Violet Chachki, une drag queen sur la scène du Crazy Horse

La drag queen américaine Violet Chachki se maquille avant un spectacle au Crazy Horse, le 11 mars 2024 à Paris

By Raphaëlle PELTIER

Paris (AFP) - Violet Chachki, première drag queen invitée à danser au Crazy Horse à Paris, fin juin, y voit une "fierté", un "honneur" et l'opportunité de soutenir "d'autres personnes qui manquent de confiance en elles ou ont l'impression de ne pas être à leur place dans la société".

Jason Dorda, à l'état civil, a grandi à Atlanta, "sorte de Mecque gay du sud des Etats-Unis". Mais sa découverte de la culture drag n'a pas été évidente.

"Je suis allé dans une école catholique, j'avais un uniforme. On me disait que je ne pouvais pas porter certaines choses. Il y avait beaucoup de règles fondées sur le genre", se souvient l'artiste, interviewé par l'AFP début mars. "Donc, pour moi, le drag a toujours été une forme de rébellion, quelque chose de punk".

Une "thérapie" et une "échappatoire" aussi. "Ca m'a beaucoup aidé", confie Violet Chachki, 31 ans, qui pratique depuis 12 ans "l'art de l'illusion féminine". "Maintenant que j'ai une audience à l'international, je peux partager cette thérapie."

Ses deux millions d'abonnés sur Instagram, elle les doit à sa victoire en 2015 dans le célèbre concours télévisé de drag queens RuPaul's Drag Race, diffusé aux Etats-Unis depuis 2009 et qui a sa version française depuis 2022 sur France 2.

Depuis, Violet Chachki s'est fait un nom, adoubée par la star de l'effeuillage burlesque (forme de strip-tease artistique et féministe) Dita Von Teese et des marques de mode comme Moschino, pour laquelle elle a défilé.

Mais quand elle a commencé, le drag était "complètement +underground+, pas du tout une carrière enviable".

C'est Drag Race qui a fait "décoller puis exploser" cette contre-culture, rappelle celle dont le prénom de scène est un hommage à l'héroïne du film "Bound" des soeurs Wachowski (1996), "une histoire d'amour queer".

"C'est le genre de femme qui m'inspire: puissante, qui sait ce qu'elle veut, sensuelle et confiante", développe l'artiste. "Et le violet est la couleur de la royauté, la plus chère à fabriquer... Et une jolie fleur."

\- "Bibelot violet" -

"Chachki" est un mot yiddish dont elle a changé l'orthographe pour le rendre plus facile à prononcer.

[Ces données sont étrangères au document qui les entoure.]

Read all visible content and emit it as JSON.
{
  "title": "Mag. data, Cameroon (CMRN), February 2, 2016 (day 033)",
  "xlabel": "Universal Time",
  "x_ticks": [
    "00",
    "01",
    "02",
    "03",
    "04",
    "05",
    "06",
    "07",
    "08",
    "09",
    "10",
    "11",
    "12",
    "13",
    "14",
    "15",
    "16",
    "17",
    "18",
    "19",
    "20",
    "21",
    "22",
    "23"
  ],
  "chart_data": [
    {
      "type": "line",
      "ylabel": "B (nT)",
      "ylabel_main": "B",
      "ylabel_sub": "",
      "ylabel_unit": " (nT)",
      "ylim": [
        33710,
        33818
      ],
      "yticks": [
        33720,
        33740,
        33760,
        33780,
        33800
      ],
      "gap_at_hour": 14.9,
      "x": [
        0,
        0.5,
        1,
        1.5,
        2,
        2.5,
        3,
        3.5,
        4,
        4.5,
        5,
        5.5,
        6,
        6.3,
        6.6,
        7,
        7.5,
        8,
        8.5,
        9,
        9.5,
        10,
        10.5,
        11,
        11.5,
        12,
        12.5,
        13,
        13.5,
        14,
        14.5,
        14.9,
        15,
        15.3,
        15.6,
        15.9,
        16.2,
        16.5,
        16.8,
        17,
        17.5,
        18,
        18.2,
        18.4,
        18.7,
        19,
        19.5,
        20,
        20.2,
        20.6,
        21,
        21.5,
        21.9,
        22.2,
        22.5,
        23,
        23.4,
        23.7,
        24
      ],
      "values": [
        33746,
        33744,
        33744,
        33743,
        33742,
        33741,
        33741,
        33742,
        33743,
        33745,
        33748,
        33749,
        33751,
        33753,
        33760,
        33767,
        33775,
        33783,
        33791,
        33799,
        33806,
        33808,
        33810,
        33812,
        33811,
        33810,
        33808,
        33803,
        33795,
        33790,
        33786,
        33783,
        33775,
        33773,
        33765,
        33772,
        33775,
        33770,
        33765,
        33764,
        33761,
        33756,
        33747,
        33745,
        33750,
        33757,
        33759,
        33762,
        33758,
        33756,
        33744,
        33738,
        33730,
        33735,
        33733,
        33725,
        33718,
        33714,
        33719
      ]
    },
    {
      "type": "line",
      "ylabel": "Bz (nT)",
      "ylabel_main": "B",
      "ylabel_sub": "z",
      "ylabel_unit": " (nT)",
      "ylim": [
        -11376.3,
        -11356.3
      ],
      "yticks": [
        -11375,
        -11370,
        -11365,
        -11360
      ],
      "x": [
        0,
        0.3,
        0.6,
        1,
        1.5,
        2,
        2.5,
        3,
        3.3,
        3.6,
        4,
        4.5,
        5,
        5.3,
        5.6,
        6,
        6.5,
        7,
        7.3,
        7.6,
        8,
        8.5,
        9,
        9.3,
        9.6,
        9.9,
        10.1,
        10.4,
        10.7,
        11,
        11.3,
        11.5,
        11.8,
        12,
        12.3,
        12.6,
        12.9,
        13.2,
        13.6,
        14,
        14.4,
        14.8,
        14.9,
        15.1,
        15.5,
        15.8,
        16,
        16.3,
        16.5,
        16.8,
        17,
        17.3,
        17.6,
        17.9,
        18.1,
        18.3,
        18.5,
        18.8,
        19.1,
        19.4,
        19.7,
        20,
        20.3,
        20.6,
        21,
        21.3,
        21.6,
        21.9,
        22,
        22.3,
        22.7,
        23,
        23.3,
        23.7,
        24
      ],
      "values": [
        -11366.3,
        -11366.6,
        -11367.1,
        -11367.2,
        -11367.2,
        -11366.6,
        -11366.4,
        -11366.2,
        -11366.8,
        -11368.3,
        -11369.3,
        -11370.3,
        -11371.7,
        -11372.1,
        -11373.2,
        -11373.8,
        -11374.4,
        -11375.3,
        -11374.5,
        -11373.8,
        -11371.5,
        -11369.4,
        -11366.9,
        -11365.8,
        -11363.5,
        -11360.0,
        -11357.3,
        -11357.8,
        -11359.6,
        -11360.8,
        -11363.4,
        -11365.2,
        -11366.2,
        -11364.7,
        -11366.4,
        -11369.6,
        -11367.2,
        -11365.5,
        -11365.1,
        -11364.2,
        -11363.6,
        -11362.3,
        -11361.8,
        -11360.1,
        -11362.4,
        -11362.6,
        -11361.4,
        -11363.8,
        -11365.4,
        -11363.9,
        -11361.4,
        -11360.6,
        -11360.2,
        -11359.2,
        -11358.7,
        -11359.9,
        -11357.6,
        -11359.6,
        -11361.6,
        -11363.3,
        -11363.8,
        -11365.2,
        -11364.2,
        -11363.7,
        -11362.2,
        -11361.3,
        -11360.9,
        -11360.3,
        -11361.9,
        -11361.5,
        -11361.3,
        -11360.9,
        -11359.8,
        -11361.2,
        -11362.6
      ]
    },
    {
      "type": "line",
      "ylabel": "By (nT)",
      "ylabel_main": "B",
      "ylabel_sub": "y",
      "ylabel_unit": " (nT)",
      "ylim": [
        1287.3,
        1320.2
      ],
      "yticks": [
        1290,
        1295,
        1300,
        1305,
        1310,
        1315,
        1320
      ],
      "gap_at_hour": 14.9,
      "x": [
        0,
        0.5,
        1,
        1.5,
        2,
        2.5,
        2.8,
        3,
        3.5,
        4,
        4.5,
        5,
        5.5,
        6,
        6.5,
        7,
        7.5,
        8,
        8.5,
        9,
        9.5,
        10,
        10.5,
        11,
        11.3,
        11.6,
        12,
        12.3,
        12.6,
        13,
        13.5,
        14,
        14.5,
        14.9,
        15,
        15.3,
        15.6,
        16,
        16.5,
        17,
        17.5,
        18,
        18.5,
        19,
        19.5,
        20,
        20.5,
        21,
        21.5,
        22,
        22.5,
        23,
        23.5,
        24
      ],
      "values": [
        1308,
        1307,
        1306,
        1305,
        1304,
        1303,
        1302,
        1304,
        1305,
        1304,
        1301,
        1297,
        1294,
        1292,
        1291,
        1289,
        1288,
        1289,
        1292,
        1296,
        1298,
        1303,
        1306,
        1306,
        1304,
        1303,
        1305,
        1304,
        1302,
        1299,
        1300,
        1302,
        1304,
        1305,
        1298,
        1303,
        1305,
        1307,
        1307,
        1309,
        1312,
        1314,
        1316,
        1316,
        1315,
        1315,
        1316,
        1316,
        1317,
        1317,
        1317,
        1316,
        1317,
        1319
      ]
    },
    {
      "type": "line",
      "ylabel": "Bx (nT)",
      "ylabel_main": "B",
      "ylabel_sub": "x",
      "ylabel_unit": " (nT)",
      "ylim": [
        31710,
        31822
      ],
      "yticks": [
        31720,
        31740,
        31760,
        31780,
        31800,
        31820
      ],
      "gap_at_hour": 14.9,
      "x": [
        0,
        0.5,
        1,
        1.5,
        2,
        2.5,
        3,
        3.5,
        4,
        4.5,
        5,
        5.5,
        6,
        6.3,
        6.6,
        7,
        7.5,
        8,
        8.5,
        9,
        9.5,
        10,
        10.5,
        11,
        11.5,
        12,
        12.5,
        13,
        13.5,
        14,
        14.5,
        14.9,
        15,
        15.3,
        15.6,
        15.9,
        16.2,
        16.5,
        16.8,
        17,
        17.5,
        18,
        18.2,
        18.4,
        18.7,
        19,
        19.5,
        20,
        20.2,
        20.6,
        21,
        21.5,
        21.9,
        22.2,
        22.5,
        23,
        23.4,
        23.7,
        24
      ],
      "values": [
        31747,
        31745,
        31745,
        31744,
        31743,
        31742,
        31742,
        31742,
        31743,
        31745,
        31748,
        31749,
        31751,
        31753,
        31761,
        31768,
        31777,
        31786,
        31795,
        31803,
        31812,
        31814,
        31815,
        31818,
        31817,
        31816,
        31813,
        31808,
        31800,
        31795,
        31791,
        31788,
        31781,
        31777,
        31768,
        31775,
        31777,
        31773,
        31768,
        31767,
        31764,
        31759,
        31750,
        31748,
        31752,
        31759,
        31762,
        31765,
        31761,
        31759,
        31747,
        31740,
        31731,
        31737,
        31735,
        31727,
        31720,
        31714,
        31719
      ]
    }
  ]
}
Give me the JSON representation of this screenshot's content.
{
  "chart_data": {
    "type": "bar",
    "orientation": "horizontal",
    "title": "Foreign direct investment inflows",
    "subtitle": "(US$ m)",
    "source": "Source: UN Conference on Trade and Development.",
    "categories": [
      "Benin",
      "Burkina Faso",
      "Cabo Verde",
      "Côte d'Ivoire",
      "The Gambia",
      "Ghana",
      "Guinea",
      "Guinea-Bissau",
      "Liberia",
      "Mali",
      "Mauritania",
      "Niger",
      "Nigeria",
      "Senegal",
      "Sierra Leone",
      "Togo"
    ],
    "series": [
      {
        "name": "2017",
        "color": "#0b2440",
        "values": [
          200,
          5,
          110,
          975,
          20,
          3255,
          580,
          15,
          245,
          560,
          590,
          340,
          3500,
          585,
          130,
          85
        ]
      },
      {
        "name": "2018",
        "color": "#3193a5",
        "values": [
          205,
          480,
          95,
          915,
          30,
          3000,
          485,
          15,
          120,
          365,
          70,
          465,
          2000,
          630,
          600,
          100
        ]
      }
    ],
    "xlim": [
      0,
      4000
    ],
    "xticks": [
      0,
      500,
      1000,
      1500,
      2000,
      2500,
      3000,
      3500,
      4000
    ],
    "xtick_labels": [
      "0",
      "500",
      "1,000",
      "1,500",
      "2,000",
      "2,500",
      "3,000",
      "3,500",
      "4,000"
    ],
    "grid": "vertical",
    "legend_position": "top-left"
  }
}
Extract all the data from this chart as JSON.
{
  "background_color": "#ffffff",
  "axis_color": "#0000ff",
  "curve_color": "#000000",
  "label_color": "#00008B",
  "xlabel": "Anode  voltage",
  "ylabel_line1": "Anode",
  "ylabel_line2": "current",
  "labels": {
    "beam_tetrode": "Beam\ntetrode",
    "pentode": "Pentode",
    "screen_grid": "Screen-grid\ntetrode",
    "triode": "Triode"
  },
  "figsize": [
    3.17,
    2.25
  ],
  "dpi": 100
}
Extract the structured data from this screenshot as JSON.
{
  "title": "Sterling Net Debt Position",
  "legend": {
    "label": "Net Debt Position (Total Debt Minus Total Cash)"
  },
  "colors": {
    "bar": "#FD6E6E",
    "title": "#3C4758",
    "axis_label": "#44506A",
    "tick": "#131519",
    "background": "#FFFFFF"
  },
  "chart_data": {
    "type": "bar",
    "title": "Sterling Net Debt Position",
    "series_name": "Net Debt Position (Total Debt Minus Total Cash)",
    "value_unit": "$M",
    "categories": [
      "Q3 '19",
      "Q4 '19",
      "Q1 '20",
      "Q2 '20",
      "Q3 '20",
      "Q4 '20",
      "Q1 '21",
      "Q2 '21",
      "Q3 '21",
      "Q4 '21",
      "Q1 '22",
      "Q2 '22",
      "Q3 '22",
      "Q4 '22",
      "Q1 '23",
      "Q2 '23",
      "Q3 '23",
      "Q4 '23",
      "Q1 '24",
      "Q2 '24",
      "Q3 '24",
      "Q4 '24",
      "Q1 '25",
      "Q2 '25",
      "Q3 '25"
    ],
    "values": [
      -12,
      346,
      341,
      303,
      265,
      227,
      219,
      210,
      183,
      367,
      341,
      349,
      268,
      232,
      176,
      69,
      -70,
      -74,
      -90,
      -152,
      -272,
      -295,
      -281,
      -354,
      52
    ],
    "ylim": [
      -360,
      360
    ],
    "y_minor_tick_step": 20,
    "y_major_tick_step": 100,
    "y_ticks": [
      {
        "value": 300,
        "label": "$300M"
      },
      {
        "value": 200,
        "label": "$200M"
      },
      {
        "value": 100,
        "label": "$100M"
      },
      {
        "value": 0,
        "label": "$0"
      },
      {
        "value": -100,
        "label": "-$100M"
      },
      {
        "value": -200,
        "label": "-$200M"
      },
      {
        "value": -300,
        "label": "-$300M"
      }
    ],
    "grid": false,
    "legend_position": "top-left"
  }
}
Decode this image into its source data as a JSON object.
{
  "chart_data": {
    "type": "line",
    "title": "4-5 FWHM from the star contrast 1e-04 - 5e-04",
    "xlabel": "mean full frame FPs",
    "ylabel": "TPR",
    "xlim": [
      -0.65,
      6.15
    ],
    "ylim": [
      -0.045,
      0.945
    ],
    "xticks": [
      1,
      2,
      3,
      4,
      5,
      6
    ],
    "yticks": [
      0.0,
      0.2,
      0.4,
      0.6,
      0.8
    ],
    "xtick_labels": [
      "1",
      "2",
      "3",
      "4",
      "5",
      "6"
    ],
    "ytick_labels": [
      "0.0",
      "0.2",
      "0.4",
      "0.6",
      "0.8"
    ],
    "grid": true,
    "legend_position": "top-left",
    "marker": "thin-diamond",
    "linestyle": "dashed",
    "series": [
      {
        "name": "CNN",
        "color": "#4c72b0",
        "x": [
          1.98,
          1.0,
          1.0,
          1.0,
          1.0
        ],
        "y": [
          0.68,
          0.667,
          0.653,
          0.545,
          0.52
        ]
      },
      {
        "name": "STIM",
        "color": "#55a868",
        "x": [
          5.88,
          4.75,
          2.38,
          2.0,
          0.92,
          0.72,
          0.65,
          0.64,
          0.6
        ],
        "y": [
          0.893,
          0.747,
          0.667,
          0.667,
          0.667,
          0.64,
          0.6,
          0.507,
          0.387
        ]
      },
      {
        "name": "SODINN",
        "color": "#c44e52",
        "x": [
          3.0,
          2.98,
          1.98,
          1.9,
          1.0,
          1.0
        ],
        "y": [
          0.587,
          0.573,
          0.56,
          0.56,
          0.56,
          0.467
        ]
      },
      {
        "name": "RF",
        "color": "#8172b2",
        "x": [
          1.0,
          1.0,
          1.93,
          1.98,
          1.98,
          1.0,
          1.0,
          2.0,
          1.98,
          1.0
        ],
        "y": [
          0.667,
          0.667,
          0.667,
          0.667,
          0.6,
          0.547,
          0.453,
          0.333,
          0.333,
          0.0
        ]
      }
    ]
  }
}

"Ce sont des bibelots décoratifs que je collectionne pour les exposer. J'adore l'idée qu'un objet soit purement décoratif et beau, sans aucune autre fonction. C'est pour ça que j'ai choisi ce nom: +bibelot violet+, c'est moi !"

Ses performances scéniques convoquent la danse aérienne, accrochée à des agrès (tissus ou cerceau) suspendus, et le strip-tease burlesque.

Esthétiquement, elle s'inspire des pin-up des années 1950, avec une touche de fétichisme. Quand l'AFP la rencontre, elle porte des talons Louboutin extra hauts, un corset hyper serré sous une robe noire laissant voir ses bras tatoués, un collier strassé en forme de croix et une perruque noir de jais.

Aujourd'hui, "il y a peut-être un peu trop de drag queens. Le milieu est super-saturé et s'est homogénéisé", regrette Violet Chachki.

Mais, "l'explosion du drag fait plus de bien que de mal si les gens en tirent du plaisir, de la joie, une échappatoire, une thérapie, de la confiance", plaide l'artiste. "Ce sont autant d'outils qui aident à naviguer dans une vie qui peut être très, très difficile. Ca l'a été pour moi".

"Et, c'est cliché de le dire mais c'est vrai, la représentation compte énormément, qu'il s'agisse de taille, de poids, d'origine ou de couleur de peau. Rien que sur Internet, ça m'a aidé à l'époque et, aujourd'hui, avec la place prise dans l'espace publique, ça aide encore plus de gens".

Les résistances aussi font partie du métier, estime Violet Chachki. "Très tôt dans ma carrière, une drag queen célèbre m'a dit : +Si tu n'as pas de +haters+ (de détracteurs, NDLR), c'est que tu ne fais pas ce qu'il faut+. Les femmes bien élevées n'ont jamais fait l'Histoire."

"Il faut sans cesse repousser les limites, bousculer certains", répète la drag queen, voix douce et sourire en coin. "Si je ne rencontrais pas de résistance, j'en aurais honte. (...) Provoquer des émotions, que ce soit de l'inspiration ou du dédain, c'est crucial dans mon travail, c'est tout ce qui compte."